The episodes center upon routine activities among the Cheyenne, clashes with other tribes, attempts to prevent war, encroachment from white settlers, racial prejudice, and a threat of smallpox.

==Episodes==

| No. in season | Title | Directed by | Written by | Original release date |
|---|---|---|---|---|
| 1 | "Blood Brother" | Paul Landres | Mona Fisher, Jack Jacobs, and Malvin Wald | September 28, 1955 |
| 2 | "Cry of the Heron" | Paul Landres | Mona Fisher | October 5, 1955 |
| 3 | "The Treachery of At-Ta-Tu" | Paul Landres | Dwight V. Babcock | October 12, 1955 |
| 4 | "Gold of Haunted Mountain" | Paul Landres | Wells Root | October 19, 1955 |
| 5 | "Search For The Sun" | Paul Landres | Mona Fisher | October 26, 1955 |
| 6 | "Moonfire" | Paul Landres | Mona Fisher | November 2, 1955 |
| 7 | "Mask Of The Manitou" | Paul Landres | William Copeland | November 9, 1955 |
| 8 | "The Flight" | Paul Landres | Jack Laird | November 16, 1955 |
| 9 | "Code Of A Chief" | Paul Landres | Lawrence L. Goldman | November 23, 1955 |
| 10 | "Face Of Fear" | Unknown | Unknown | November 30, 1955 |
| 11 | "Voice Of The Serpent" | Paul Landres | Mona Fisher | December 7, 1955 |
| 12 | "Shield Of Honor" | Paul Landres | Mona Fisher | December 14, 1955 |
| 13 | "The Challenge" | Paul Landres | Jack Jacobs and Malvin Wald | December 21, 1955 |
| 14 | "Medicine Drums" | Paul Landres | William Copeland | December 28, 1955 |
| 15 | "The Spirit of Hidden Valley" | Unknown | Unknown | January 4, 1956 |
| 16 | "Papoose" | Paul Landres | Wells Root | January 11, 1956 |
| 17 | "The Storm Fool" | Paul Landres | Mona Fisher | January 18, 1956 |
| 18 | "The Gentle Warrior" | Paul Landres | Unknown | January 25, 1956 |
| 19 | "The Strange Animal" | Paul Landres | William Copeland | February 1, 1956 |
| 20 | "White Medicine Man" | Paul Landres | Dwight V. Babcock | February 8, 1956 |
| 21 | "Death Trap" | Unknown | Unknown | February 15, 1956 |
| 22 | "War Paint" | Paul Landres | Wells Root | February 22, 1956 |
| 23 | "Valley Of Decision" | George Blair | William Copeland | February 29, 1956 |
| 24 | "Witch Bear" | Paul Landres | William Copeland | March 7, 1956 |
| 25 | "Trouble at Medicine Creek" | Paul Landres | Lawrence L. Goldman | March 14, 1956 |
| 26 | "Ambush at Arrow Pass^{[citation needed]}" | Unknown | Unknown | March 21, 1956 |

==Guest stars==
- Ann Doran
- William Fawcett
- Anthony George
- Jonathan Hale
- Brett Halsey
- Wayne Mallory
- Dennis Moore
- Steve Pendleton
- Steve Raines
- Henry Rowland
- Fred Sherman
- Rick Vallin
- Lee Van Cleef
- Pierre Watkin
- Gloria Winters

==Production notes==

Though Brave Eagle was produced by NBC, it aired on CBS at 7:30 p.m. Wednesday preceding Arthur Godfrey and His Friends. Since the 1980s, several episodes have been released on videotape. Brave Eagle was filmed by Roy Rogers Productions on Rogers' 130 acre ranch in Chatsworth in Los Angeles, California, as well as the Corriganville Ranch in Simi Valley. Jack Lacey was the producer; George Blair and Paul Landres were the directors. Sam Bear, a full Chippewa, was the technical adviser.

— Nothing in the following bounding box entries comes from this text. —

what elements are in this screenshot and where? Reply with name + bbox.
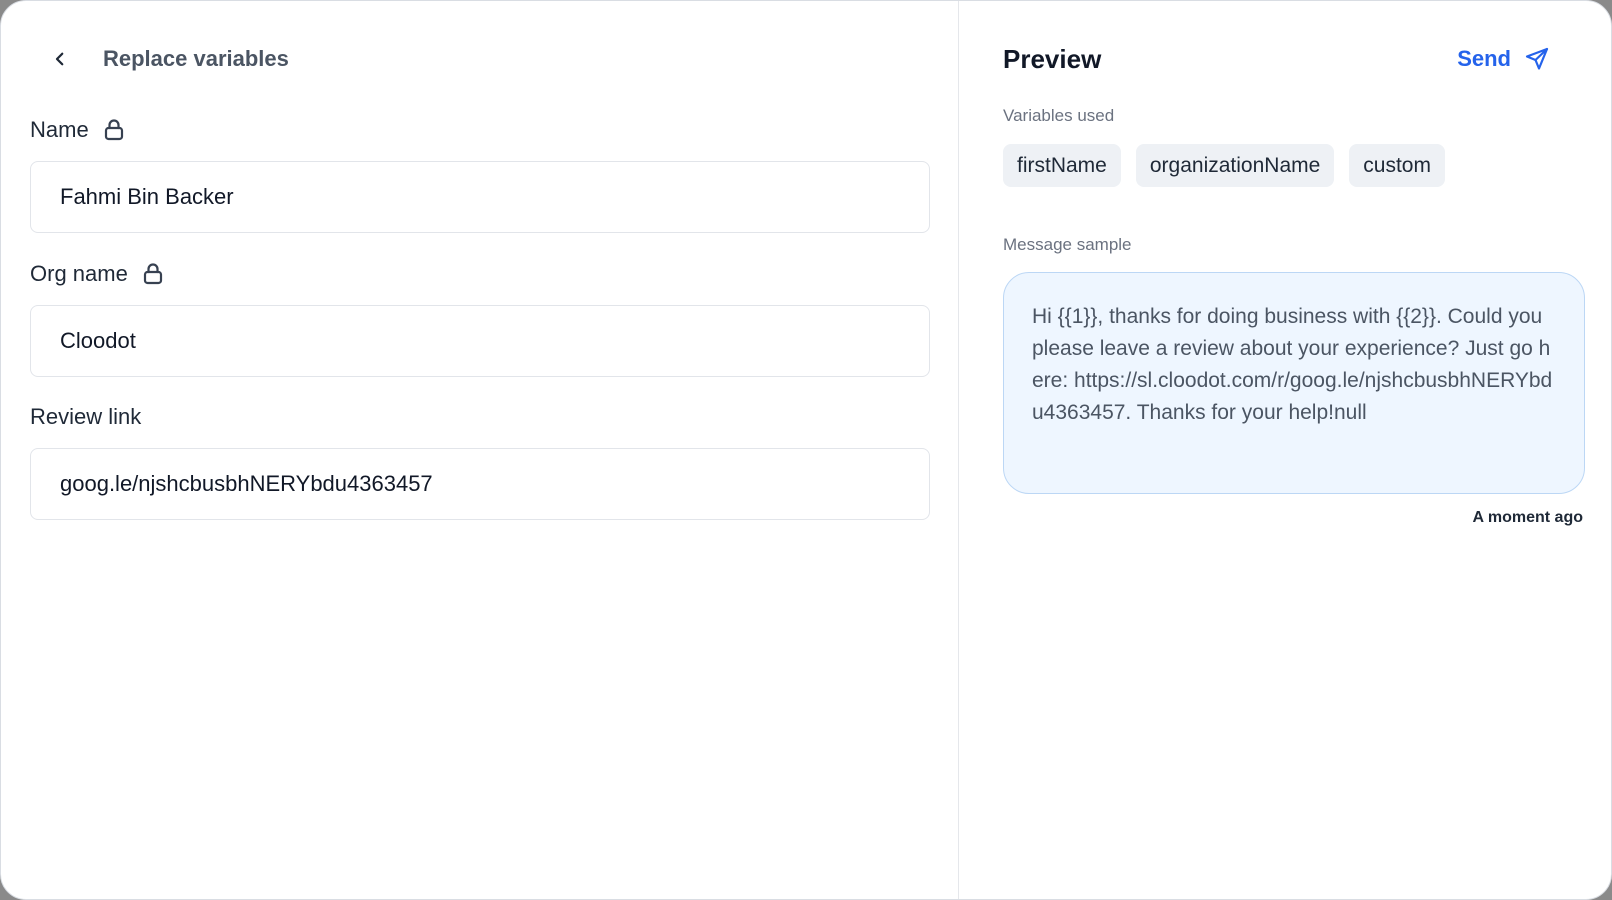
message-timestamp: A moment ago [1472, 509, 1583, 526]
lock-icon [103, 118, 125, 142]
page-title: Replace variables [103, 46, 289, 71]
review-link-input[interactable] [30, 448, 930, 520]
org-name-field-group: Org name [30, 258, 930, 377]
name-field-group: Name [30, 114, 930, 233]
variable-chip: custom [1349, 144, 1445, 187]
name-input[interactable] [30, 161, 930, 233]
message-sample-label: Message sample [1003, 235, 1132, 254]
variable-chip: firstName [1003, 144, 1121, 187]
variables-form-pane: Replace variables Name Org name Revi [1, 1, 959, 899]
variables-chip-list: firstName organizationName custom [1003, 144, 1445, 187]
paper-plane-icon [1525, 47, 1549, 70]
preview-pane: Preview Send Variables used firstName or… [959, 1, 1611, 899]
org-name-label: Org name [30, 261, 128, 286]
replace-variables-dialog: Replace variables Name Org name Revi [0, 0, 1612, 900]
review-link-label: Review link [30, 404, 142, 429]
send-label: Send [1457, 46, 1511, 71]
back-button[interactable] [46, 45, 74, 73]
lock-icon [142, 262, 164, 286]
form-header: Replace variables [46, 41, 289, 77]
chevron-left-icon [55, 52, 64, 66]
preview-header: Preview Send [1003, 41, 1577, 77]
send-button[interactable]: Send [1457, 46, 1549, 72]
name-label: Name [30, 117, 89, 142]
preview-title: Preview [1003, 43, 1102, 74]
org-name-label-row: Org name [30, 258, 930, 290]
message-bubble: Hi {{1}}, thanks for doing business with… [1003, 272, 1585, 494]
org-name-input[interactable] [30, 305, 930, 377]
review-link-field-group: Review link [30, 401, 930, 520]
review-link-label-row: Review link [30, 401, 930, 433]
variables-used-label: Variables used [1003, 106, 1115, 125]
name-label-row: Name [30, 114, 930, 146]
variable-chip: organizationName [1135, 144, 1335, 187]
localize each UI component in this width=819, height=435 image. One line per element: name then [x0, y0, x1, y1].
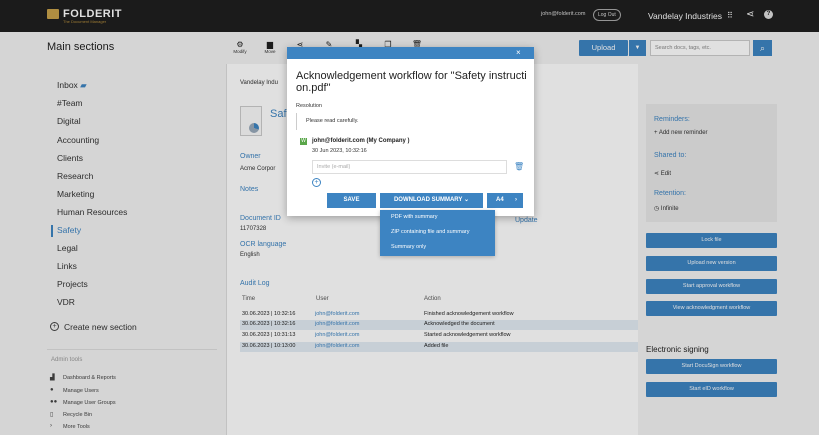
- resolution-label: Resolution: [296, 103, 322, 109]
- dropdown-item-pdf[interactable]: PDF with summary: [391, 214, 437, 220]
- dropdown-item-summary[interactable]: Summary only: [391, 244, 426, 250]
- add-circle-icon[interactable]: +: [312, 178, 321, 187]
- dropdown-item-zip[interactable]: ZIP containing file and summary: [391, 229, 469, 235]
- close-icon[interactable]: ×: [516, 48, 521, 57]
- ack-user: john@folderit.com (My Company ): [312, 138, 410, 144]
- resolution-text: Please read carefully.: [296, 113, 526, 130]
- invite-email-input[interactable]: Invite (e-mail): [312, 160, 507, 174]
- paper-size-button[interactable]: A4 ›: [487, 193, 523, 208]
- chevron-right-icon: ›: [515, 197, 517, 203]
- save-button[interactable]: SAVE: [327, 193, 376, 208]
- chevron-down-icon: ⌄: [463, 197, 470, 203]
- modal-header: [287, 47, 534, 59]
- ack-date: 30 Jun 2023, 10:32:16: [312, 148, 367, 154]
- download-summary-button[interactable]: DOWNLOAD SUMMARY ⌄: [380, 193, 483, 208]
- user-status-icon: W: [300, 138, 307, 145]
- trash-icon[interactable]: 🗑: [514, 162, 524, 171]
- modal-title: Acknowledgement workflow for "Safety ins…: [296, 70, 527, 94]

Brave Eagles principal competition was ABC's Disneyland, the Walt Disney anthology series. It was replaced by Cartoon Theatre.

==Critical response==
James Devane, writing in The Cincinnati Enquirer, found Brave Eagle to be "downright dull", so much so that he nearly went to sleep "before many minutes had passed" trying to review two episodes. Devane expressed appreciation for the program's efforts to portray Indians in a better light than other programs had done, but he wrote that the result was portraying them as "bores who talked too much and did too little".

==Merchandising==

Dell Comics released a Brave Eagle comic book series based on the TV show. It was published between 1956 and 1958 and drawn by Dan Spiegle.